Pumpkin Pecan Pancakes
|Calories Per Serving:
- 1½ cups whole-wheat Pastry Flour
- ½ cup multigrain Hot Cereal (uncooked)
- 1½ tsp Baking Powder
- 2 Eggs
- 1 cup Milk
- ¾ cup Pumpkin (pureed)
- ¾ cup plain Yogurt
- 2 tsp Vanilla Extract
- 1/3 cup White Sugar
- ½ tsp Salt
- ¾ cup Pecans (finely chopped)
- Oil (for cooking)
- Mix together pastry flour, hot cereal and baking powder together in a large mixing bowl.
- In a separate bowl, beat eggs until light and fluffy.
- Add milk, pumpkin puree, yogurt, vanilla extract, white sugar and salt to the beaten eggs. Mix well.

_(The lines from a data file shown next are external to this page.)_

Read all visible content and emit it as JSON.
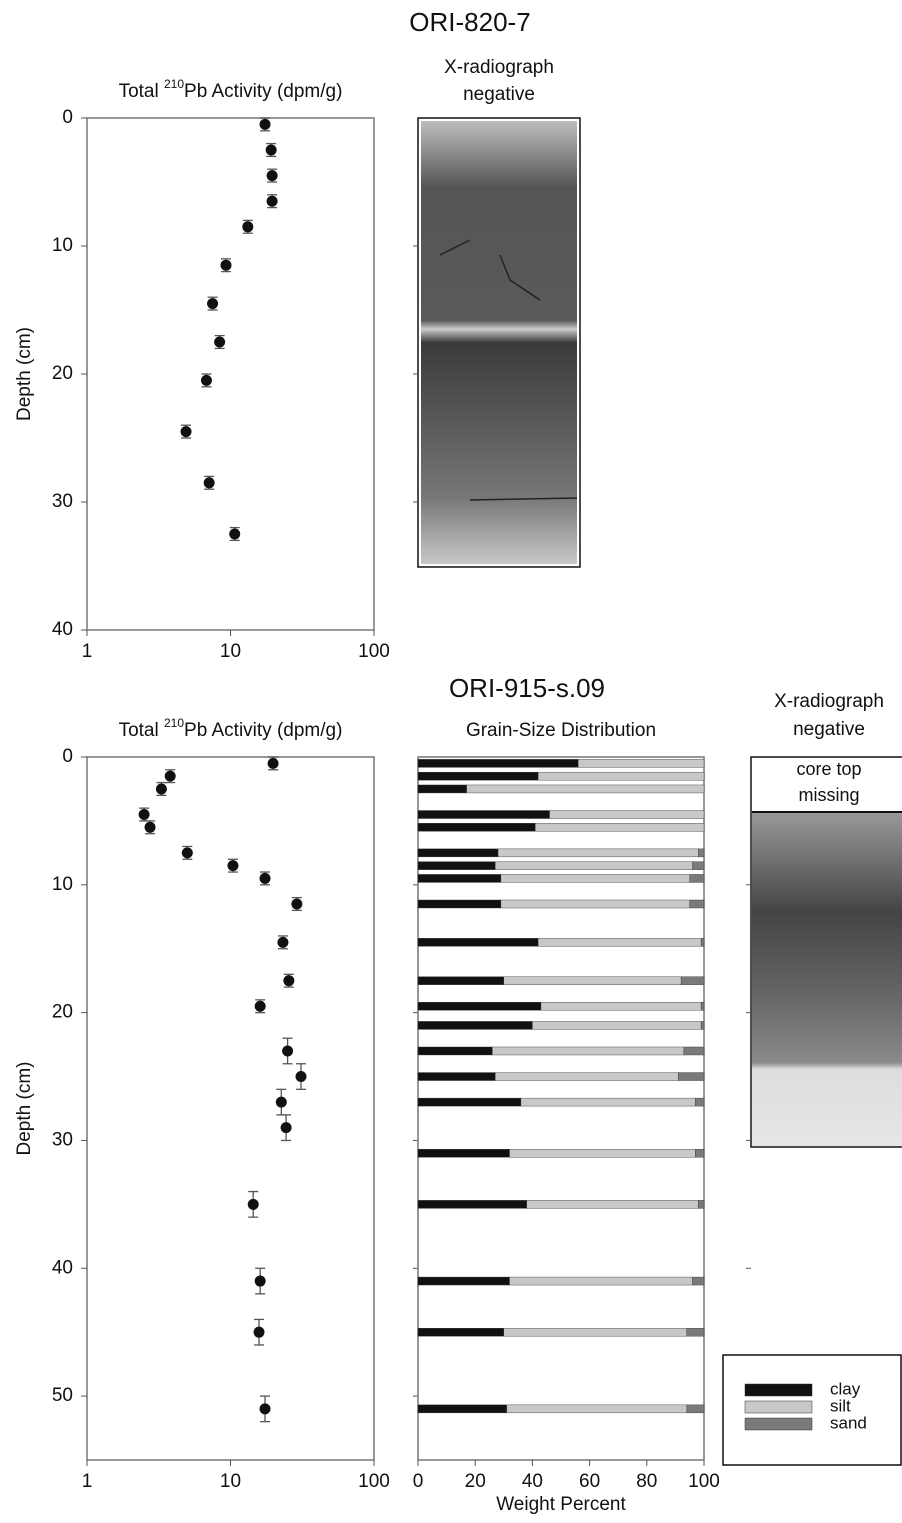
{
  "figure": {
    "top_title": "ORI-820-7",
    "bottom_title": "ORI-915-s.09",
    "top_radiograph_label": [
      "X-radiograph",
      "negative"
    ],
    "bottom_radiograph_label": [
      "X-radiograph",
      "negative"
    ],
    "core_top_note": [
      "core top",
      "missing"
    ]
  },
  "chart_data": [
    {
      "type": "scatter",
      "title": [
        "Total ",
        "210",
        "Pb Activity (dpm/g)"
      ],
      "ylabel": "Depth (cm)",
      "xscale": "log",
      "xlim": [
        1,
        100
      ],
      "xticks": [
        1,
        10,
        100
      ],
      "ylim": [
        0,
        40
      ],
      "yticks": [
        0,
        10,
        20,
        30,
        40
      ],
      "color": "#111111",
      "x": [
        17.4,
        19.2,
        19.5,
        19.5,
        13.2,
        9.3,
        7.5,
        8.4,
        6.8,
        4.9,
        7.1,
        10.7
      ],
      "y": [
        0.5,
        2.5,
        4.5,
        6.5,
        8.5,
        11.5,
        14.5,
        17.5,
        20.5,
        24.5,
        28.5,
        32.5
      ],
      "y_err": [
        0.5,
        0.5,
        0.5,
        0.5,
        0.5,
        0.5,
        0.5,
        0.5,
        0.5,
        0.5,
        0.5,
        0.5
      ]
    },
    {
      "type": "scatter",
      "title": [
        "Total ",
        "210",
        "Pb Activity (dpm/g)"
      ],
      "ylabel": "Depth (cm)",
      "xscale": "log",
      "xlim": [
        1,
        100
      ],
      "xticks": [
        1,
        10,
        100
      ],
      "ylim": [
        0,
        55
      ],
      "yticks": [
        0,
        10,
        20,
        30,
        40,
        50
      ],
      "color": "#111111",
      "x": [
        19.8,
        3.8,
        3.3,
        2.5,
        2.75,
        5.0,
        10.4,
        17.4,
        29,
        23.2,
        25.5,
        16.1,
        25,
        31,
        22.6,
        24.4,
        14.4,
        16.1,
        15.8,
        17.4
      ],
      "y": [
        0.5,
        1.5,
        2.5,
        4.5,
        5.5,
        7.5,
        8.5,
        9.5,
        11.5,
        14.5,
        17.5,
        19.5,
        23,
        25,
        27,
        29,
        35,
        41,
        45,
        51
      ],
      "y_err": [
        0.5,
        0.5,
        0.5,
        0.5,
        0.5,
        0.5,
        0.5,
        0.5,
        0.5,
        0.5,
        0.5,
        0.5,
        1,
        1,
        1,
        1,
        1,
        1,
        1,
        1
      ]
    },
    {
      "type": "stacked-bar",
      "title": "Grain-Size Distribution",
      "xlabel": "Weight Percent",
      "orientation": "horizontal",
      "xlim": [
        0,
        100
      ],
      "xticks": [
        0,
        20,
        40,
        60,
        80,
        100
      ],
      "ylim": [
        0,
        55
      ],
      "y": [
        0.5,
        1.5,
        2.5,
        4.5,
        5.5,
        7.5,
        8.5,
        9.5,
        11.5,
        14.5,
        17.5,
        19.5,
        21,
        23,
        25,
        27,
        31,
        35,
        41,
        45,
        51
      ],
      "series": [
        {
          "name": "clay",
          "color": "#111111",
          "values": [
            56,
            42,
            17,
            46,
            41,
            28,
            27,
            29,
            29,
            42,
            30,
            43,
            40,
            26,
            27,
            36,
            32,
            38,
            32,
            30,
            31
          ]
        },
        {
          "name": "silt",
          "color": "#c8c8c8",
          "values": [
            44,
            58,
            83,
            54,
            59,
            70,
            69,
            66,
            66,
            57,
            62,
            56,
            59,
            67,
            64,
            61,
            65,
            60,
            64,
            64,
            63
          ]
        },
        {
          "name": "sand",
          "color": "#7a7a7a",
          "values": [
            0,
            0,
            0,
            0,
            0,
            2,
            4,
            5,
            5,
            1,
            8,
            1,
            1,
            7,
            9,
            3,
            3,
            2,
            4,
            6,
            6
          ]
        }
      ],
      "legend": "lower-right"
    }
  ]
}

- Add the pumpkin mixture to the flour mixture. Fold gently. Avoid over mixing the batter.
- Add in pecans and mix lightly.
- Place a griddle or frying pan on medium-high heat and heat lightly oil it.
- Pour ¼ cup of the batter onto the griddle and spread it evenly.

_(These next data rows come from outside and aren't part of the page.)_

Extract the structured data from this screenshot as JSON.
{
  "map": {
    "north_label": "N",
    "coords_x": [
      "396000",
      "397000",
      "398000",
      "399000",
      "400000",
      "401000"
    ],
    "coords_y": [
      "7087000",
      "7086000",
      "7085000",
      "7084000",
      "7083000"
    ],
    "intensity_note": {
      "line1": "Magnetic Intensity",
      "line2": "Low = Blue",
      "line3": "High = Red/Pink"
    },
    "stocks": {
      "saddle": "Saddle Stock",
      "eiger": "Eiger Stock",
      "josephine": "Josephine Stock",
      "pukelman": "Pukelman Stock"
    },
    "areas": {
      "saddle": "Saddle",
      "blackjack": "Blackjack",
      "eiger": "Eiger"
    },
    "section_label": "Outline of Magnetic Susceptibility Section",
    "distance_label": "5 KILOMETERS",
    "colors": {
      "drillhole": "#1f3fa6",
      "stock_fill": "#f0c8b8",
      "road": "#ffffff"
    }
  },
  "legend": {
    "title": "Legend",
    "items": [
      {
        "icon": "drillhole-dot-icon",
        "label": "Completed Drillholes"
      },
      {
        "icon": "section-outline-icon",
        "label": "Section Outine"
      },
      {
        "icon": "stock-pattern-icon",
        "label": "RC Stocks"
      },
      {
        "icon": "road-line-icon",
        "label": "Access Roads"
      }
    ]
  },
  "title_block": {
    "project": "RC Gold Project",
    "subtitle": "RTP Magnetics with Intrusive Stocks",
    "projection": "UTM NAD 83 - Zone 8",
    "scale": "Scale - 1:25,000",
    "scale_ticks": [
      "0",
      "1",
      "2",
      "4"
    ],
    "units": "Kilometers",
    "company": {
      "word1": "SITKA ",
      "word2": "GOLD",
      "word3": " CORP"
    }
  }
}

- Cook till the edges of the pancake starts drying and a bubble popping up near the edge holds its shape.
- Flip the pancake and cook till it turns golden brown.
- Remove and transfer to a serving plate.
- Repeat with the remaining batter.
- Stack the pancakes one over the other and keep warm until serving.